The Plaintiffs argue with great fervor that this rule is incorrect, and that the notion that a civil assault, bearing the same elements as that of a criminal assault, can not and should not be condoned by Texas law. Although this Court is not without sympathy towards the Plaintiffs' outrage, this Court is bound by the Fifth Circuits legal interpretations.
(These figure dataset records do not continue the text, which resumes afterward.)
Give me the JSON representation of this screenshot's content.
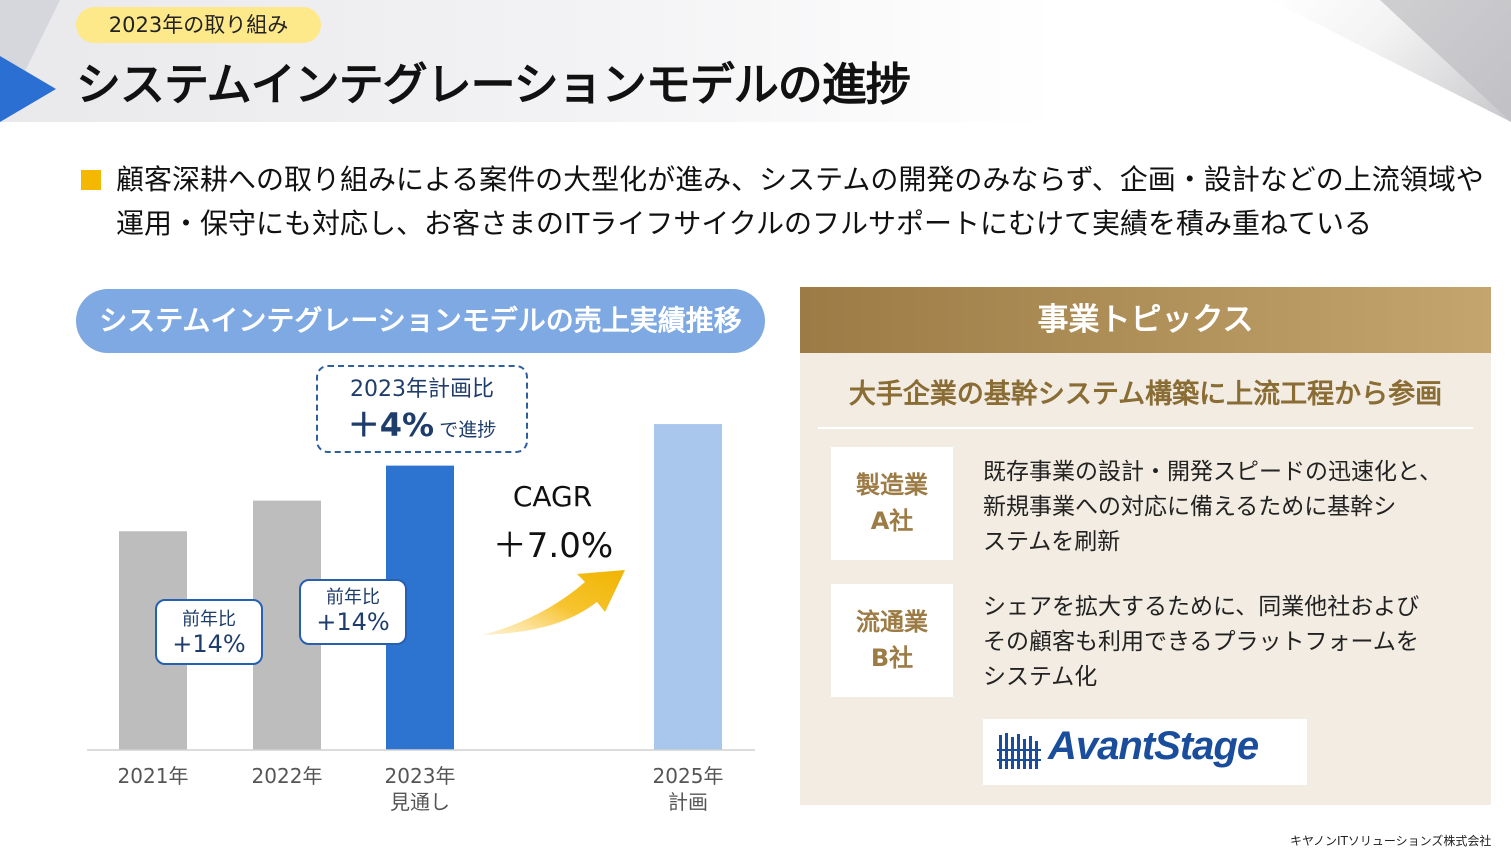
{
  "header": {
    "badge": "2023年の取り組み",
    "title": "システムインテグレーションモデルの進捗"
  },
  "bullet": {
    "text": "顧客深耕への取り組みによる案件の大型化が進み、システムの開発のみならず、企画・設計などの上流領域や運用・保守にも対応し、お客さまのITライフサイクルのフルサポートにむけて実績を積み重ねている"
  },
  "chart_section": {
    "title": "システムインテグレーションモデルの売上実績推移"
  },
  "chart_data": {
    "type": "bar",
    "title": "システムインテグレーションモデルの売上実績推移",
    "categories": [
      "2021年",
      "2022年",
      "2023年\n見通し",
      "2025年\n計画"
    ],
    "category_lines": [
      [
        "2021年"
      ],
      [
        "2022年"
      ],
      [
        "2023年",
        "見通し"
      ],
      [
        "2025年",
        "計画"
      ]
    ],
    "values": [
      100,
      114,
      130,
      149
    ],
    "ylim": [
      0,
      160
    ],
    "bar_colors": [
      "#bdbdbd",
      "#bdbdbd",
      "#2d74d0",
      "#a9c6ec"
    ],
    "annotations": {
      "yoy_2022": {
        "label": "前年比",
        "value": "+14%"
      },
      "yoy_2023": {
        "label": "前年比",
        "value": "+14%"
      },
      "plan_vs": {
        "line1": "2023年計画比",
        "big": "＋4%",
        "small": "で進捗"
      },
      "cagr": {
        "label": "CAGR",
        "value": "＋7.0%"
      }
    }
  },
  "topics": {
    "header": "事業トピックス",
    "subtitle": "大手企業の基幹システム構築に上流工程から参画",
    "cases": [
      {
        "industry": "製造業",
        "company": "A社",
        "lines": [
          "既存事業の設計・開発スピードの迅速化と、",
          "新規事業への対応に備えるために基幹シ",
          "ステムを刷新"
        ]
      },
      {
        "industry": "流通業",
        "company": "B社",
        "lines": [
          "シェアを拡大するために、同業他社および",
          "その顧客も利用できるプラットフォームを",
          "システム化"
        ]
      }
    ],
    "logo_text": "AvantStage"
  },
  "footer": {
    "company": "キヤノンITソリューションズ株式会社"
  },
  "colors": {
    "accent_blue": "#2a6fd1",
    "gold": "#9c7b45",
    "arrow_yellow": "#f5b800"
  }
}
Batts, 66 F.3d 743. Therefore, Plaintiffs' claims are, as a matter of law, barred by section 82.001 of the Texas Civil Practices and Remedies Code.
II. Open Courts Provision
In a last ditch effort to save their claims, Plaintiffs assert that the Texas Constitution Open Courts Provision trumps section 82.001. Plaintiffs' argument fails. Under Texas law, a statute is presumed constitutional and are to be upheld whenever possible. Nootsie, Ltd. v. Williamson County Appraisal District, 925 S.W.2d 659, 662 (Tex. 1996). The Texas Constitution states in part that: "All courts shall be open and every person for an injury done him, in his lands, goods, person, or reputation, shall have remedy by the course of law." Texas Const. Art. I, sec. 13 (Vernon 1997). This "open courts provision" is construed to limit the legislatures ability to unreasonably withdraw legal remedies from those having common law causes of action. Travelers Indemnity Company of Illinois v. Fuller, 892 S.W.2d 848, 853 (Tex. 1995). The Texas Supreme Court articulated a three part jest to determine a Constitutional violation. First, the Plaintiff must have a well recognized common law cause of action. Second, the restriction is unreasonable or arbitrary when considered against the legislative purpose. Third, there is no reasonable alternative available to the Plaintiff Diaz v. Westphal, 941 S.W.2d 96, 100 (Tex. 1997).
The Court reaches only the first prong. Plaintiff's claims are not well recognized at common law. Historically, personal injury claims did not survive the injured's death. Kramer v. Lewisville Memorial Hospital, 858 S.W.2d 397, 403 (Tex. 1993); Rose v. Doctors Hospital, 801 S.W.2d 841, 845 (Tex. 1990). Therefore, the claims in this case, brought by the survivors, fail to satisfy the first element required to prove an open courts violation.
CONCLUSION
Section 82.004 of the Texas Civil Practices and Remedies Code bars Plaintiffs' claims. Additionally, as that section is not violative of the Texas Constitution, judgment on the pleadings is appropriate. Therefore, Defendant's Motion for Reconsideration is well taken and Defendant's Motion for Judgment on the Pleadings is GRANTED.
SO ORDERED this 7 th day of April, 2000.